We might further mention the religious sentiment (a binary compound), the feeling of respect, composed of sympathy and a slight degree of fear, and the moral sentiment, which we are about to analyse in the next chapter.
I must remark that these derivative emotions, by reason of their complexity, ought logically to show as many shades of variety as they have constituent elements. In sexual love, where analysis discovers at least ten tendencies, whether primary or not, the predominance of one or more among these changes the aspect of the emotion according to times and individuals. The instability of the passions, of which we hear so much, is partly caused by their composite character.

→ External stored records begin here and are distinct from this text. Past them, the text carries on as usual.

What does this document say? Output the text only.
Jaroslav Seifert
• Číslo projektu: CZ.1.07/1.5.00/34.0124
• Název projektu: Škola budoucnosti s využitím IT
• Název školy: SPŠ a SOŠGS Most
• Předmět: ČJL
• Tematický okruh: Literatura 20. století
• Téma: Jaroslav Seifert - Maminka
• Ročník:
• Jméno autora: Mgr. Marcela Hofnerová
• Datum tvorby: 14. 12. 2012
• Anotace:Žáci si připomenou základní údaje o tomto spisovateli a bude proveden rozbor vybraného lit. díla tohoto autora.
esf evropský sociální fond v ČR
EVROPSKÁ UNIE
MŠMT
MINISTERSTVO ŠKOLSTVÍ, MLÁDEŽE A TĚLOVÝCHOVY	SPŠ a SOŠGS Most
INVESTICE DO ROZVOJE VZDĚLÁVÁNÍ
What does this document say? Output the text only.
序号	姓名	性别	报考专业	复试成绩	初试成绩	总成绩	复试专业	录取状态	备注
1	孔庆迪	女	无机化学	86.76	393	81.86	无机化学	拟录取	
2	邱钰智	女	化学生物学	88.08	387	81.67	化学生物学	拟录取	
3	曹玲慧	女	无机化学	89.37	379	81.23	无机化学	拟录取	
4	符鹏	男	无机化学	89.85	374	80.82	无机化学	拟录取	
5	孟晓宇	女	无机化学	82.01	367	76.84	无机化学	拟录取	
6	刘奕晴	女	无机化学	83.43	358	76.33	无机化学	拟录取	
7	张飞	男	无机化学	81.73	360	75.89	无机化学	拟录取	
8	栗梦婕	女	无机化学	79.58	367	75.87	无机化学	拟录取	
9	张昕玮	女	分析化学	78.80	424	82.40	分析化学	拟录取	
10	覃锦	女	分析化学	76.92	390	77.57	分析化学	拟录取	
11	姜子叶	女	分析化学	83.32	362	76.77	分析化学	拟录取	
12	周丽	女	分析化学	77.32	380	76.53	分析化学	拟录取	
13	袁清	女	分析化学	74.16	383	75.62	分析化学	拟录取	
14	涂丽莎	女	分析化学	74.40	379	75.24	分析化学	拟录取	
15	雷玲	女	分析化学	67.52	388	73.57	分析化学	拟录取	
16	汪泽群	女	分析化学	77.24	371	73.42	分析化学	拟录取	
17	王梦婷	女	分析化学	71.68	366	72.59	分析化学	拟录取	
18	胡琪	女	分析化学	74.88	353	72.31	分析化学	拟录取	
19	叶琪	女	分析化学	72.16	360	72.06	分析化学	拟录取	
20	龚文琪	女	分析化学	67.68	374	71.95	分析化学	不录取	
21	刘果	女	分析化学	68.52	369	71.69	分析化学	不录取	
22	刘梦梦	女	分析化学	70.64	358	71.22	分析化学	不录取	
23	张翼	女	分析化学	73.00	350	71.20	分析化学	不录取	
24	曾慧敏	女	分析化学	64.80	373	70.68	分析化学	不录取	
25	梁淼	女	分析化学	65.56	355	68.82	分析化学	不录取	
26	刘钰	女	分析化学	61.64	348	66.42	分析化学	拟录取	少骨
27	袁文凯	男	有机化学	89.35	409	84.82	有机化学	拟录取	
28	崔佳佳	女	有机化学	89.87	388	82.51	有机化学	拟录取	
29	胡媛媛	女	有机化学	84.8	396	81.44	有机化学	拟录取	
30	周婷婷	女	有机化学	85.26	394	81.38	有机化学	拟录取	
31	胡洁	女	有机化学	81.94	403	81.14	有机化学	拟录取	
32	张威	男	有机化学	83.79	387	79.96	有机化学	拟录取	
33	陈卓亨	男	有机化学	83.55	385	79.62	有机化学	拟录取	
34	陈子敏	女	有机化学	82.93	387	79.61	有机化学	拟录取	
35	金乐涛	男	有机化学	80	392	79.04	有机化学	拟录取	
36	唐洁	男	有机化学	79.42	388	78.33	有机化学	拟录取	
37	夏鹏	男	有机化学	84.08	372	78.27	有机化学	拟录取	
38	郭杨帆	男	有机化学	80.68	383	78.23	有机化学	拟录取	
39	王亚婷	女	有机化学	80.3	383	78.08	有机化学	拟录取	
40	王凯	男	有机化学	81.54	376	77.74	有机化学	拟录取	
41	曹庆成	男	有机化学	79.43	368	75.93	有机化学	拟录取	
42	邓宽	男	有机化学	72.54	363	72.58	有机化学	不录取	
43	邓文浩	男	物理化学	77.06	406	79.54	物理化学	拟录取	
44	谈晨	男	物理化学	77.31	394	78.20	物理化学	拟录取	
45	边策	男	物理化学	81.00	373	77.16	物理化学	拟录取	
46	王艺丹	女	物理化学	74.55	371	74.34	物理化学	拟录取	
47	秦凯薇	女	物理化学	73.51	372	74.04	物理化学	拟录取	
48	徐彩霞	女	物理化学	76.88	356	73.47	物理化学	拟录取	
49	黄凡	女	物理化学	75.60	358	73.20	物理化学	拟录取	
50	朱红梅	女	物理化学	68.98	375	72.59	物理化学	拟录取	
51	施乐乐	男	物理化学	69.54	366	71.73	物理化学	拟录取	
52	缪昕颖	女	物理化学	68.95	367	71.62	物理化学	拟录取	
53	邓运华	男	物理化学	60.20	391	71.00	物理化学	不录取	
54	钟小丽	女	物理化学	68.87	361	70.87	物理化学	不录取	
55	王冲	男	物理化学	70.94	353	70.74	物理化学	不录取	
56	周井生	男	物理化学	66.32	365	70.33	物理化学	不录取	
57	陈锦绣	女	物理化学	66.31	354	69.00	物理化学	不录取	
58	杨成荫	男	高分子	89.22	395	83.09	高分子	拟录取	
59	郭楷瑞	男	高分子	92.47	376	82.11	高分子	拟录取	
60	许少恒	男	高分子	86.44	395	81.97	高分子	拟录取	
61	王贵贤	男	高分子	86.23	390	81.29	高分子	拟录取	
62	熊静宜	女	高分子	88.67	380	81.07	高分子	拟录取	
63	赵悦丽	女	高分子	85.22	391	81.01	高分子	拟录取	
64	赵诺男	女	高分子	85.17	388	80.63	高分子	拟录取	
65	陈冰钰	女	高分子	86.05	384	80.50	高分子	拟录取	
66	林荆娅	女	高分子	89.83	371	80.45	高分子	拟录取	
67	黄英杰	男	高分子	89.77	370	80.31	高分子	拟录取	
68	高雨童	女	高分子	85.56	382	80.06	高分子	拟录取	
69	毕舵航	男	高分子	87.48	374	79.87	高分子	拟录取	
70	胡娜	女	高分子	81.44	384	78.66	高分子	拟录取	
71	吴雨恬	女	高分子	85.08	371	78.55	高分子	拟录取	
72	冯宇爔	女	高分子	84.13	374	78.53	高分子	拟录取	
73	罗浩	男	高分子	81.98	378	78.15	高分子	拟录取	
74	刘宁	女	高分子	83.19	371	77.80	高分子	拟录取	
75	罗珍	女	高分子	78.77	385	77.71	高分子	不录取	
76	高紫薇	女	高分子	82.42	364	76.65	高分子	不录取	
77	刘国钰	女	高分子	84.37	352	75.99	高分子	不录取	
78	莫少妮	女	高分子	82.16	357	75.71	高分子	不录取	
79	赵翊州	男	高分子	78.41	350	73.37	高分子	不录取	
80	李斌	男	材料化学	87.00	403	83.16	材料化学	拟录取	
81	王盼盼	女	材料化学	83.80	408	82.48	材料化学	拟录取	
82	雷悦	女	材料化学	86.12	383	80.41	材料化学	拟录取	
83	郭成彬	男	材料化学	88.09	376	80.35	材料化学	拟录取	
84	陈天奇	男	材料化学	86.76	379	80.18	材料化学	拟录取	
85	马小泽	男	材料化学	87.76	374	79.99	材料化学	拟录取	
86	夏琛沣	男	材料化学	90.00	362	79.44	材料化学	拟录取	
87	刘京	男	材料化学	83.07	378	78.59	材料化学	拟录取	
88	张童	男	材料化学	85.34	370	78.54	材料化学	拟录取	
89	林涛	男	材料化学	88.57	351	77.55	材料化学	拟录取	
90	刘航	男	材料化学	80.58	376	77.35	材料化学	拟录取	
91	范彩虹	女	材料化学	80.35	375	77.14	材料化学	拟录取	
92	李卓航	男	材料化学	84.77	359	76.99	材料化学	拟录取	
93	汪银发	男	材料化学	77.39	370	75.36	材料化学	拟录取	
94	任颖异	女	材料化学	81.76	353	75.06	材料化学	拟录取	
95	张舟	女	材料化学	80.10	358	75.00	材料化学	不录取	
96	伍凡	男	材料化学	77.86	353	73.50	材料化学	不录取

II. Composition by combination.—The emotion resulting from this mental procedure differs, in its nature and characteristics, from its constituent elements, and appears in the consciousness as a new product, an irreducible unit. Here the analysis, uncertain and hazardous as it often is, cannot give us everything which we find in the synthesis—a psychological case which has well-known equivalents in chemistry.
A Danish psychologist, Sibbern, whom I believe to have been the first to point out this mode of composition of the emotions under the name of mixed sentiments, defines them as “Those in which the disagreeable excites the agreeable, and vice versâ, so that one is not antecedent to the other, but both act simultaneously, and the disappearance of the one involves the disappearance of the other.”[[165]] In fact, there is not merely coexistence, but reciprocity of action; if you suppress a single term the emotion changes its nature, as we shall see by the following examples.